RIYAD: Un haut responsable saoudien a rejeté les informations selon lesquelles le Royaume aurait changé de position sur l'escalade dans la région, selon un rapport publié dimanche par Asharq Al-Awsat.

La source a souligné au journal que l'Arabie saoudite soutient les efforts visant à trouver une solution pacifique par la diplomatie et le dialogue à tous les différends entre les États-Unis et l'Iran.

La source a également réitéré le rejet par le Royaume de l'utilisation de son espace aérien et de ses territoires dans toute opération militaire contre l'Iran.

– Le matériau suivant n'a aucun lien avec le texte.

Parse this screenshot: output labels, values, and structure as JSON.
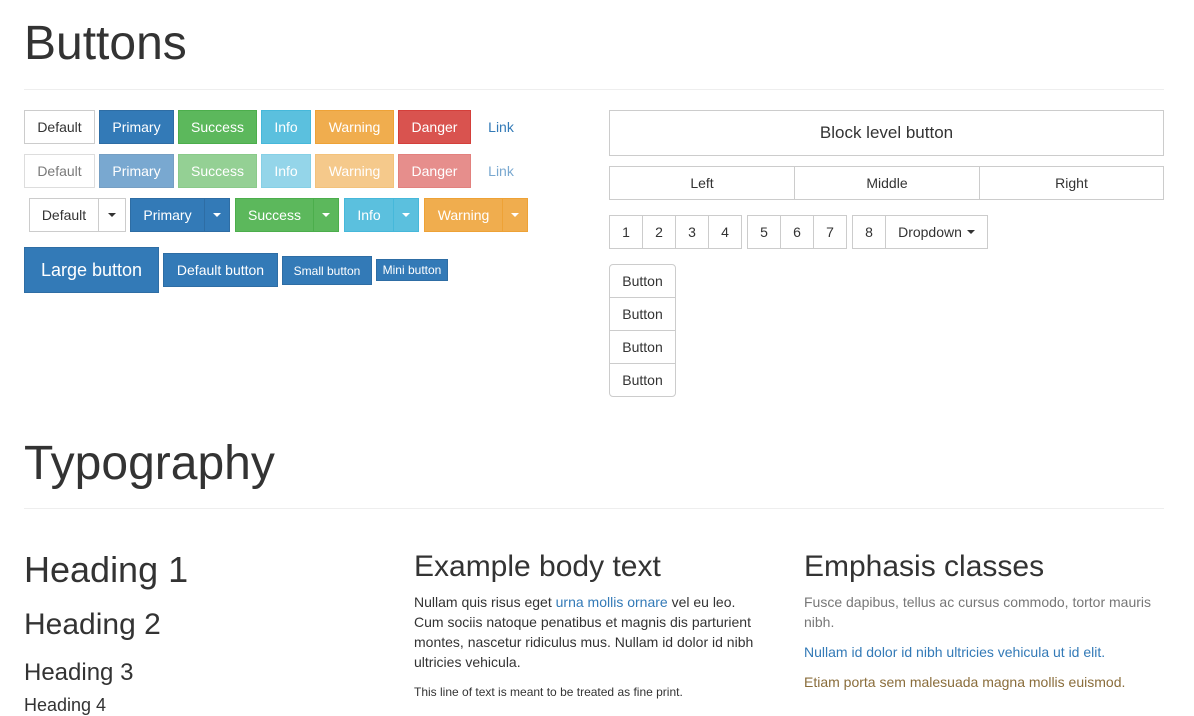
{
  "buttons_section": {
    "title": "Buttons"
  },
  "row1": [
    "Default",
    "Primary",
    "Success",
    "Info",
    "Warning",
    "Danger",
    "Link"
  ],
  "row2": [
    "Default",
    "Primary",
    "Success",
    "Info",
    "Warning",
    "Danger",
    "Link"
  ],
  "split_row": [
    "Default",
    "Primary",
    "Success",
    "Info",
    "Warning"
  ],
  "sizes": {
    "large": "Large button",
    "default": "Default button",
    "small": "Small button",
    "mini": "Mini button"
  },
  "block_button": "Block level button",
  "justified": [
    "Left",
    "Middle",
    "Right"
  ],
  "pagination": {
    "group1": [
      "1",
      "2",
      "3",
      "4"
    ],
    "group2": [
      "5",
      "6",
      "7"
    ],
    "group3": [
      "8"
    ],
    "dropdown": "Dropdown"
  },
  "vertical_group": [
    "Button",
    "Button",
    "Button",
    "Button"
  ],
  "typography_section": {
    "title": "Typography"
  },
  "headings": {
    "h1": "Heading 1",
    "h2": "Heading 2",
    "h3": "Heading 3",
    "h4": "Heading 4"
  },
  "body_text": {
    "title": "Example body text",
    "p1_before": "Nullam quis risus eget ",
    "p1_link": "urna mollis ornare",
    "p1_after": " vel eu leo. Cum sociis natoque penatibus et magnis dis parturient montes, nascetur ridiculus mus. Nullam id dolor id nibh ultricies vehicula.",
    "fine_print": "This line of text is meant to be treated as fine print."
  },
  "emphasis": {
    "title": "Emphasis classes",
    "muted": "Fusce dapibus, tellus ac cursus commodo, tortor mauris nibh.",
    "primary": "Nullam id dolor id nibh ultricies vehicula ut id elit.",
    "warning": "Etiam porta sem malesuada magna mollis euismod."
  },
  "colors": {
    "primary": "#337ab7",
    "success": "#5cb85c",
    "info": "#5bc0de",
    "warning": "#f0ad4e",
    "danger": "#d9534f",
    "muted": "#777777",
    "warning_text": "#8a6d3b"
  }
}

Le prince héritier Mohammed ben Salmane a souligné mardi que Riyad respecte la souveraineté de Téhéran et que le Royaume ne permettra pas que son espace aérien ou ses territoires soient utilisés dans toute opération militaire contre l'Iran.

Lors d'un appel téléphonique avec le président iranien Masoud Pezeshkian, il a souligné le soutien de l'Arabie saoudite à tous les efforts qui aideraient à résoudre les différends par le dialogue dans le but de soutenir la sécurité et la stabilité régionales.

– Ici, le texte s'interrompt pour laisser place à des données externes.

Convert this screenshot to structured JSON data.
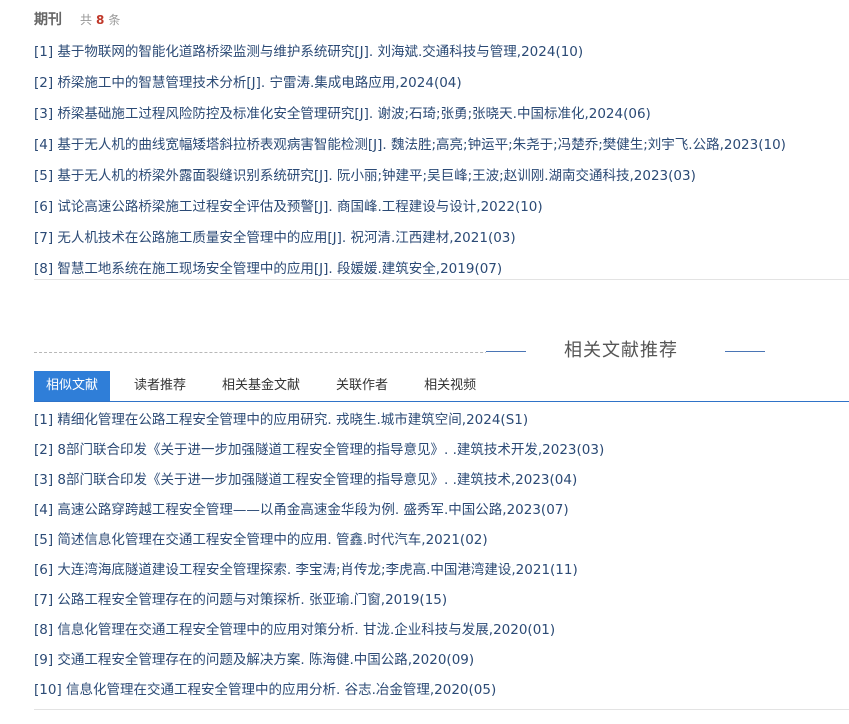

M. Pezeshkian a déclaré que ses entretiens avec le prince héritier avaient porté sur l'évolution de la situation en Iran et sur le dossier nucléaire.

Il a exprimé sa gratitude à l'Arabie saoudite pour sa position ferme en matière de respect de la souveraineté et de l'intégrité territoriale de l'Iran. Il a également salué le rôle et les efforts du prince Mohammed dans l'instauration de la sécurité et de la stabilité dans la région.